This fall my CSA box has included many butternut squash. I’m not a huge fan of eating any kind of winter squash cooked and mashed. So I’ve been looking for different kinds of recipes to make squash in different and appetizing ways. Tonight, I decided to explorer the concept of make squash wontons or potstickers. I took my inspiration from two different recipes:
Because I was planning on serving these as an appetizer with a meal that was a Thai red curry beef, I didn’t want my wontons to include cheese. So I used a combination of the ingredients from several recipes but the cooking technique from another recipe. Here is what I ended up with.
Makes 20 wontons
- 1 cup pureed butternut squash
- 1/2 cup shiitake mushrooms
- 1/2 cup cremini mushrooms
- 2 green onions cut into 4 pieces
- 2 tbs soy sauce
- 1 tsp ginger paste
- 1 tsp minced garlic
- 1 tsp sesame oil
- 1 tbs sesame seeds
- 20 wonton skins cut so square
- Put the squash, mushrooms, onion, soy sauce, ginger, garlic, sesame oil into food processor and puree until smooth
- Place 3/4 teaspoon of mix into center of wonton skin fold skin diagonally to make a triangle and crimp edges
- Place wonton on baking sheet lined with parchment.

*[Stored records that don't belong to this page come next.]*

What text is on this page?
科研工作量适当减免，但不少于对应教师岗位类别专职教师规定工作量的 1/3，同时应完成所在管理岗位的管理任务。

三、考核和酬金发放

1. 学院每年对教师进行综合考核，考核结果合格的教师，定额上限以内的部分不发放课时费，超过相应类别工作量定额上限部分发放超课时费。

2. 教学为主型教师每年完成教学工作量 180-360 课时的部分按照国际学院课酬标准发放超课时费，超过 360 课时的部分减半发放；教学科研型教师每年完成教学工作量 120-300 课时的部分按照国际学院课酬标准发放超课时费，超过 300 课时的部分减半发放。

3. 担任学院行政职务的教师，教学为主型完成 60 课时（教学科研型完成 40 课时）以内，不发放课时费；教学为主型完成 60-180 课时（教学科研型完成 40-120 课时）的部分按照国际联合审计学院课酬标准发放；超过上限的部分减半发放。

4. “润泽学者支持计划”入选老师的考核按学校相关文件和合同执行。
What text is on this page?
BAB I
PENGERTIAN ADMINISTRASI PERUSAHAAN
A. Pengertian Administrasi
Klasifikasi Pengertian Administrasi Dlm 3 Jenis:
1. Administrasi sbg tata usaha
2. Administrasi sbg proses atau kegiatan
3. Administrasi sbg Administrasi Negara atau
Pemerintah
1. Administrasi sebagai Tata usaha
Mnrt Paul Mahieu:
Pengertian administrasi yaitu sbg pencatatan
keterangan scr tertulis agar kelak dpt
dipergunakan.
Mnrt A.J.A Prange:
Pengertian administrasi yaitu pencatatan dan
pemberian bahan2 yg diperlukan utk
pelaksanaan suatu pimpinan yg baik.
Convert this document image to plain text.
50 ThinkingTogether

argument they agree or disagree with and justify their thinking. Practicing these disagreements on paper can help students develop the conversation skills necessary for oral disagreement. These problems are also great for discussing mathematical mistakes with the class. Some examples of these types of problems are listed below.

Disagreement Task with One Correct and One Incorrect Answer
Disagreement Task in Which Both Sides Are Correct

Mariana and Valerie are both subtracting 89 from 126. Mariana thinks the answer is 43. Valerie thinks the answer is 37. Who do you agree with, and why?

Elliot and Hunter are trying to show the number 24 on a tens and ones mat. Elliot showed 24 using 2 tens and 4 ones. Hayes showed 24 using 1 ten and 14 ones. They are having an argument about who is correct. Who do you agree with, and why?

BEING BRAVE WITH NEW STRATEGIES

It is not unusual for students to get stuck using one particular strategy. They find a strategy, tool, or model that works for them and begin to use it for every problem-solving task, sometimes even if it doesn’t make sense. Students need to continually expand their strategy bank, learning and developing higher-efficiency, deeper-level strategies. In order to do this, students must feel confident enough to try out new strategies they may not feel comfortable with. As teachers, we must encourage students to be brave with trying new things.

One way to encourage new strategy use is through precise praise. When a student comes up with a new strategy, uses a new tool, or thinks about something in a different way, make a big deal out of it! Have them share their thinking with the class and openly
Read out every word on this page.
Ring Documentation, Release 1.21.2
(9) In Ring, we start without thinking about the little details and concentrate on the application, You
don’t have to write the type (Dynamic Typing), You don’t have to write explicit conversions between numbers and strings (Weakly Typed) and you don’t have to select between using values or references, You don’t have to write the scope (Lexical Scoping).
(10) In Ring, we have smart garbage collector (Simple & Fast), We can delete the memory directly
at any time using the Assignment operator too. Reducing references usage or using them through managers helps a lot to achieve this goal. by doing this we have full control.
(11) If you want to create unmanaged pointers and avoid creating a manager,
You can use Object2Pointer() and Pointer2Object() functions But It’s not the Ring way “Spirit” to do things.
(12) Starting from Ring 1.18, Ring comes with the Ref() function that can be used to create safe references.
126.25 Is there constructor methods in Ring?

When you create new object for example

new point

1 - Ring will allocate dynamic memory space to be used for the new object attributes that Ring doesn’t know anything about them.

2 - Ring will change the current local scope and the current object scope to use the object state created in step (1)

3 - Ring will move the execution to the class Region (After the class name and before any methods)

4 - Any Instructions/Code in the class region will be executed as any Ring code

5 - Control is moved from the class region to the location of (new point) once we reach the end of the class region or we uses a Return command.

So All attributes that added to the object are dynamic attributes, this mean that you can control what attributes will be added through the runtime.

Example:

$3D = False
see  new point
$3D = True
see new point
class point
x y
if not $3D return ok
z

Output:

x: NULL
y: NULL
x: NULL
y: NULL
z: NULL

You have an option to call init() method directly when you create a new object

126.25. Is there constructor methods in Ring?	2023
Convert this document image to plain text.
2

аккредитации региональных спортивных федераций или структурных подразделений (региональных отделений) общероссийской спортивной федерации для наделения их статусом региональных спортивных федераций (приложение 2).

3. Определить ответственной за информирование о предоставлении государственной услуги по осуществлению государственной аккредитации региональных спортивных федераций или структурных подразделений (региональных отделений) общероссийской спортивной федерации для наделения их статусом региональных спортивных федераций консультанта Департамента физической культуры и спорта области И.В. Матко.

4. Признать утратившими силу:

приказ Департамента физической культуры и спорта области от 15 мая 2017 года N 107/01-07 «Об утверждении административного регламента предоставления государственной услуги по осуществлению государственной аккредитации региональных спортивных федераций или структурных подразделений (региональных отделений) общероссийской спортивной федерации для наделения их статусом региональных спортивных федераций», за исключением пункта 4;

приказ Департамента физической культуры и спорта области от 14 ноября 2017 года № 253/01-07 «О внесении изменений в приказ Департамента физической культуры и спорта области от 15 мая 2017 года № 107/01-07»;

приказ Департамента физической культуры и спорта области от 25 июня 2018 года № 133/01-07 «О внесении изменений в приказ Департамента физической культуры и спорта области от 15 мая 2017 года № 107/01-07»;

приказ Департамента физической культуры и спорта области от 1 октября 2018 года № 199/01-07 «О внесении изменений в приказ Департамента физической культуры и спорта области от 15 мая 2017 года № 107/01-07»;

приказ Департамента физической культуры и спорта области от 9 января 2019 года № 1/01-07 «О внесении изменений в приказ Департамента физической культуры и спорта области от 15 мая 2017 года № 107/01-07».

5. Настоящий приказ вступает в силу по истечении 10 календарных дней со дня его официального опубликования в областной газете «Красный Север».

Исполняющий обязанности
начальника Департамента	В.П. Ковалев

- When all wontons are on sheet spray with cooking spray
- Bake at 375 degree on convection bake for 5 minutes
- Turn wontons bake 5 more minutes.
Technically you can fry these in a pan if you wanted to. They come out a little crispier and should be place on paper towels to drain/remove the grease. You need a deep fat fryer to do this or a pan that has enough oil in it to cover the wontons. The oil should be at 375 degrees. However, if you don’t want to directly measure the temperature, take a 1/4 of a wonton skin and drop into the oil. When the skin starts bubble and cook the oil is up to temperature. Add wontons to the pan a few at a time. You don’t want to crowd the pan while you fry them. Be super careful frying these if you use a pan. They brown pretty quick and you need to flip them to brown both sides. You don’t want to burn yourself with the grease as you work to cook them. You can see from the picture below that the pan fried ones come up crispy.
Overall I thought these were pretty flavorful but they really should have been served with a dipping sauce a smidge more salt. The upside is I have a lot of squash to try another batch where I tweak the recipe. I also could have chosen to put these on a pan and freeze them for future use. Likely I’ll do that with some in the next batch I make.